702 S.W.2d 301 | Tex. App. | 1985
OPINION
The court found appellant guilty of arson and assessed his punishment at 10 years confinement.
Appellant’s only ground of error claims that the indictment on which appellant was tried was fundamentally defective because the signature of the foreman was made with a facsimile stamp, instead of by personal signature as required by law.
Appellant agreed that cases decided prior to the enactment of the 1965 Texas Code of Criminal Procedure held that the absence of a foreman’s signature would not invalidate the indictment, but he claims the language of the 1965 Code is mandatory, to wit: “It (the indictment) shall be signed officially by the foreman of the grand jury.” Tex Code Crim.P. art. 21.02(9) (Vernon 1966). He argues that this should mean that the actual signature of the foreman is required, and not a facsimile. We disagree. A physical disability of an otherwise qualified foreman might prohibit him from signing his name the hundreds of times that the office would require, but circumstances might permit him to have a facsimile stamp made from his signature, which could be used to effect the sometime onerous task. Further, the language of article 396 of the antecedent code, requiring the foreman’s signature on the indictment is identical to the language contained in the 1965 Code, which also requires the foreman’s signature. As late as 1963, the Texas Court of Criminal Appeals held that the signature on an indictment was not essential to its validity. Ex parte Landers, 366 S.W.2d 567 (Tex.Crim.App.1963).

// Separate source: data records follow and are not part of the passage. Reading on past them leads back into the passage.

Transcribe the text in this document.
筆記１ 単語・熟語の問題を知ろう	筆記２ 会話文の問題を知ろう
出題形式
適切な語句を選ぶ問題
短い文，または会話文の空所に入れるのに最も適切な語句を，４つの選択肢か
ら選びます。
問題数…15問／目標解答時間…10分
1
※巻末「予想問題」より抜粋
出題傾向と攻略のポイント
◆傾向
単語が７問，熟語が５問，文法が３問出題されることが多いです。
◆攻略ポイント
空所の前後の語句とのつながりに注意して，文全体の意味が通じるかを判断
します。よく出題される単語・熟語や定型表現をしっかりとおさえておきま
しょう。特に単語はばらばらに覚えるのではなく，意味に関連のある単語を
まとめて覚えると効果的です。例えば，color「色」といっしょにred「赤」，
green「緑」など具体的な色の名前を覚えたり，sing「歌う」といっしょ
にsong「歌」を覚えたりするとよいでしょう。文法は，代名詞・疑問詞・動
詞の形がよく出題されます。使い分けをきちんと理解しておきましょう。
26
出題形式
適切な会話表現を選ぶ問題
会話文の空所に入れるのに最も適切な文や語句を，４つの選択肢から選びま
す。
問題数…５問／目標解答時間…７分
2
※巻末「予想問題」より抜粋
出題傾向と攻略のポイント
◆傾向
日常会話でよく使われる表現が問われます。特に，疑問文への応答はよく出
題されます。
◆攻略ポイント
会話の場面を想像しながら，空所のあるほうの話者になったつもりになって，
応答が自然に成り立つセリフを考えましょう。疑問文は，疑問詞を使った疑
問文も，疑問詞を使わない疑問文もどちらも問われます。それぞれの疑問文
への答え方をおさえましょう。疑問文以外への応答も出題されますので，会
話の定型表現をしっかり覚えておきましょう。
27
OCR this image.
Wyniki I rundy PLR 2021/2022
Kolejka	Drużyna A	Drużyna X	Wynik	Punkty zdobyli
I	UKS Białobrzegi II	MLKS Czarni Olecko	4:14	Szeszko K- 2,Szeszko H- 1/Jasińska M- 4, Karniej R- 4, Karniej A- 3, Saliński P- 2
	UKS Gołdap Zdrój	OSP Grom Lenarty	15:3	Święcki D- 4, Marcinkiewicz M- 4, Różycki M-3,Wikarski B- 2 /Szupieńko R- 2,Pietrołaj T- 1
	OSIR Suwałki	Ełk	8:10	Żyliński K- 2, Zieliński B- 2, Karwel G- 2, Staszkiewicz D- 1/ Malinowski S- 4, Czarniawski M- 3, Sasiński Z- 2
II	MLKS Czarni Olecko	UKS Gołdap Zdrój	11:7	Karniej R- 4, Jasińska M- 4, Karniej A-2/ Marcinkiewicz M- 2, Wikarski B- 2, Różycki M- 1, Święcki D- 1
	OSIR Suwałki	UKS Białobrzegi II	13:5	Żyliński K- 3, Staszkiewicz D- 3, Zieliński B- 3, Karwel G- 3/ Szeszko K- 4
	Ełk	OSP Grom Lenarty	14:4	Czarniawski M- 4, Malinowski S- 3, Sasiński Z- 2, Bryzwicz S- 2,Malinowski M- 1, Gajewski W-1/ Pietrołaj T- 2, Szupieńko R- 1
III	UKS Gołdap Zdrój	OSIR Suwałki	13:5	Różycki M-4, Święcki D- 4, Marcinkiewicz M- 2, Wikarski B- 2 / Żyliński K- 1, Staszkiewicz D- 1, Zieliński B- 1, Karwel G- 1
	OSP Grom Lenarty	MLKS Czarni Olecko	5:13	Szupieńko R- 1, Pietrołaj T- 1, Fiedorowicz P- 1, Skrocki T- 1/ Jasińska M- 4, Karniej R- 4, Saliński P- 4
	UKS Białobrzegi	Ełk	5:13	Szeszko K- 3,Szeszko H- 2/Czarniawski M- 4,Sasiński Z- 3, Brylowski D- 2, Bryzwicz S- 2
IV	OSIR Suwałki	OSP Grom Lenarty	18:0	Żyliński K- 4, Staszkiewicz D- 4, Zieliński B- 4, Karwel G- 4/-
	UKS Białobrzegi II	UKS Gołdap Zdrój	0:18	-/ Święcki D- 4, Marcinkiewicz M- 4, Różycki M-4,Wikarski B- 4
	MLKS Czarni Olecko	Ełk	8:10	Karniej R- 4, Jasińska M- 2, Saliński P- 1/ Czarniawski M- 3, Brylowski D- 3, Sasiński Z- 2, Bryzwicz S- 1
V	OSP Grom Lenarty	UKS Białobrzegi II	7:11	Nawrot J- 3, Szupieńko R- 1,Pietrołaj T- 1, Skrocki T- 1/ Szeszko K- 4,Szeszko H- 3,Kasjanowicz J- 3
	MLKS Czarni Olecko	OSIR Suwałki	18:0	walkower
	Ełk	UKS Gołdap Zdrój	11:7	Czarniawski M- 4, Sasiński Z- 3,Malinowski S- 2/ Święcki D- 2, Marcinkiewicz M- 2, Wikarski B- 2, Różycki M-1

We hold that the purpose of the Code’s requirement that each indictment be signed by the foreman is to insure that the indictment presented is in fact the one voted on and returned by the grand jury and that this purpose is fulfilled as well by a stamped facsimile as by the personal signature of the foreman.
Appellant’s ground of error is overruled.
The judgment of the trial court is affirmed.